• Nenhum resultado encontrado

ESQUEMAS EXPRESSÕES ENCONTRADAS NO CORPUS DO PORTUGUÊS

5.2 MULTI, MUITO E MUI: UM CASO DE HETEROSSEMIA?

Quando Basilio (1987) exemplifica com “mente” um caso de fronteira entre composição e derivação, remete, sem usar o conceito, à gramaticalização de um substantivo (léxico) a um sufixo (morfologia). Lichtenberk (1991) oferece um tratamento para esses “mente” que a língua tem: não são dois (homonímia) porque a origem é uma só, não é um (polissemia) porque a mesma forma não pode ser palavra e afixo.

Diante de casos como esse, adotando a concepção clássica de gramaticalização, o autor propõe uma revisão do conceito de heterossemia:

I will adopt – and adapt – Persson’s 1988 term ‘heterosemy’ to refer to cases (within a single language) where two or more meanings of functions that are historically related, in the sense of deriving from the same ultimate source, are borne by reflexes of the common source element that belong in different morphosyntactic categories. (LICHTENBERK, 1991, p. 476)

Tal conceito tem sido objeto da reflexão de diferentes autores comprometidos com a Linguística Cognitiva.
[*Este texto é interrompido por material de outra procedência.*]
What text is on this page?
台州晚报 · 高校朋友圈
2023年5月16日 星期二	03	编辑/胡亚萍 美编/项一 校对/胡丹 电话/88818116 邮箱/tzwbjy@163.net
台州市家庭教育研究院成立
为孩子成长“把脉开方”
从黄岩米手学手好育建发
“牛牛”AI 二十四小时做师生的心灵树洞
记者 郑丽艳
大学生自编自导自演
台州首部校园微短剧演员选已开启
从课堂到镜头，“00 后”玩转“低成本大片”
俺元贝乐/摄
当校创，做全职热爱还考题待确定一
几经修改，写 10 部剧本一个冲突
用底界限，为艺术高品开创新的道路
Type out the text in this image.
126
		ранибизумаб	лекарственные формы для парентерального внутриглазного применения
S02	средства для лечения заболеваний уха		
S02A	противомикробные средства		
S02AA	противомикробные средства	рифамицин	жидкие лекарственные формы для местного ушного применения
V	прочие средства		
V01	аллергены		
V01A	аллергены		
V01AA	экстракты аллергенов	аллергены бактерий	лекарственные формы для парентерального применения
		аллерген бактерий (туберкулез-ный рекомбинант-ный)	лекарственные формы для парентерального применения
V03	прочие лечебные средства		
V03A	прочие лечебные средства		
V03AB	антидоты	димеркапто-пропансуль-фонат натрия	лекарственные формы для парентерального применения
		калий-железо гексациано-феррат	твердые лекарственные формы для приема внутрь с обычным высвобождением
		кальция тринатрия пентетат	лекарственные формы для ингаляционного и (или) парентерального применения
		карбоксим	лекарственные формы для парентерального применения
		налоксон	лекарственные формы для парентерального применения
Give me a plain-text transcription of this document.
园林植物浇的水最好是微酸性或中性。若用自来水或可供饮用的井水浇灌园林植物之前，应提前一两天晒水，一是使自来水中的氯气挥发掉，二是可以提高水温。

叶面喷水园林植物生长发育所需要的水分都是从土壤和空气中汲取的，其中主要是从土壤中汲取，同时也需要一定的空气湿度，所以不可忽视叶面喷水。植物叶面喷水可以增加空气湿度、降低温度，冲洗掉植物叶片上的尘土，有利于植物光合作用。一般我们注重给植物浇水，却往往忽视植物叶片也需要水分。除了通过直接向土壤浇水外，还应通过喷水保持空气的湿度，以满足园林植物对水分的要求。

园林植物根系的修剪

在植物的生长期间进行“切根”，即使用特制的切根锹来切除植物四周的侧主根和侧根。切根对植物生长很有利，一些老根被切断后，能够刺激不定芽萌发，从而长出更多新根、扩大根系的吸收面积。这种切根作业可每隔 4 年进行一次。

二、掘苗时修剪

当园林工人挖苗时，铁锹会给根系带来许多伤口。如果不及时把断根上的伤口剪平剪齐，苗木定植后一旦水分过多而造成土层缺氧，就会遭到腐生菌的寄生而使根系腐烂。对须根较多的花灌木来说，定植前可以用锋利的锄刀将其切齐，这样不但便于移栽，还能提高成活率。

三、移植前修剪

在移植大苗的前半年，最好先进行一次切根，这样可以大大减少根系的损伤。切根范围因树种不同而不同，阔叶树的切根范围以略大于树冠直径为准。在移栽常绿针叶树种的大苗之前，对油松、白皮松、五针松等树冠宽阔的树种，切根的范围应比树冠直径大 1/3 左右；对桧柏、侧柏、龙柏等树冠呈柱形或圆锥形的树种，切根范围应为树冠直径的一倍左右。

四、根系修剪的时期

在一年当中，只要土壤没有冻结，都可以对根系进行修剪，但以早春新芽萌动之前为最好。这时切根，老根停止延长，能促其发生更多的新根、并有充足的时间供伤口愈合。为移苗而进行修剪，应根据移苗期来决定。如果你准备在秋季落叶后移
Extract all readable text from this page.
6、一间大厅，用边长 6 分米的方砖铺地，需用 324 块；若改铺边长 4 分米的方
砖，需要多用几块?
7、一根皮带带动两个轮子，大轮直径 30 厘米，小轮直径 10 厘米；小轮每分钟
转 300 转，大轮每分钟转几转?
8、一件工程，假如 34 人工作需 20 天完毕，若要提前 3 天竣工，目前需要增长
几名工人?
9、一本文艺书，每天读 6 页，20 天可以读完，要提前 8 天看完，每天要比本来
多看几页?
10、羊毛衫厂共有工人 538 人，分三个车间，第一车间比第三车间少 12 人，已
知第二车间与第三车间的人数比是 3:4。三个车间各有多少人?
Velozo e Bernardo (2014) abordam a relação entre “mas” e “mais” no português com base em Lichtenberk (1991) e no modelo da Linguística Cognitiva intitulado por Traugott e Trousdale (2013) como Gramática das Construções Cognitiva, associado a

Lakoff (1987), autor levado em consideração por Lichtenberk (1991) em sua reflexão sobre a polissemia.

As autoras retomam de Castilho (2010) a relação diacrônica entre “mais” e “mas” como evoluções de “magis”17. Ressalte-se que nem Castilho (2010) nem Velozo e Bernardo (2014) adotam a concepção de gramaticalização presente em Lichtenberk (1991), que Castilho (2010) aborda a filiação de “mais” e “mas” a “magis” com base na Teoria Multissistêmica e que Velozo e Bernardo (2014) abordam o mesmo fenômeno com base na Gramática das Construções Cognitiva.

O convívio entre “muito”, “mui” e “multi” na língua portuguesa atesta o que afirmam Langacker (2009) e Castilho (2010). A ressalva fundamental é que, conforme vimos no capítulo 2, “multi” não resulta da gramaticalização de “muito” nem “mui” da gramatizalização de “muito”. Daí o cuidado de Lichtenberk que associar a heterossemia à gramaticalização como fenômeno vernáculo (“within a single language”).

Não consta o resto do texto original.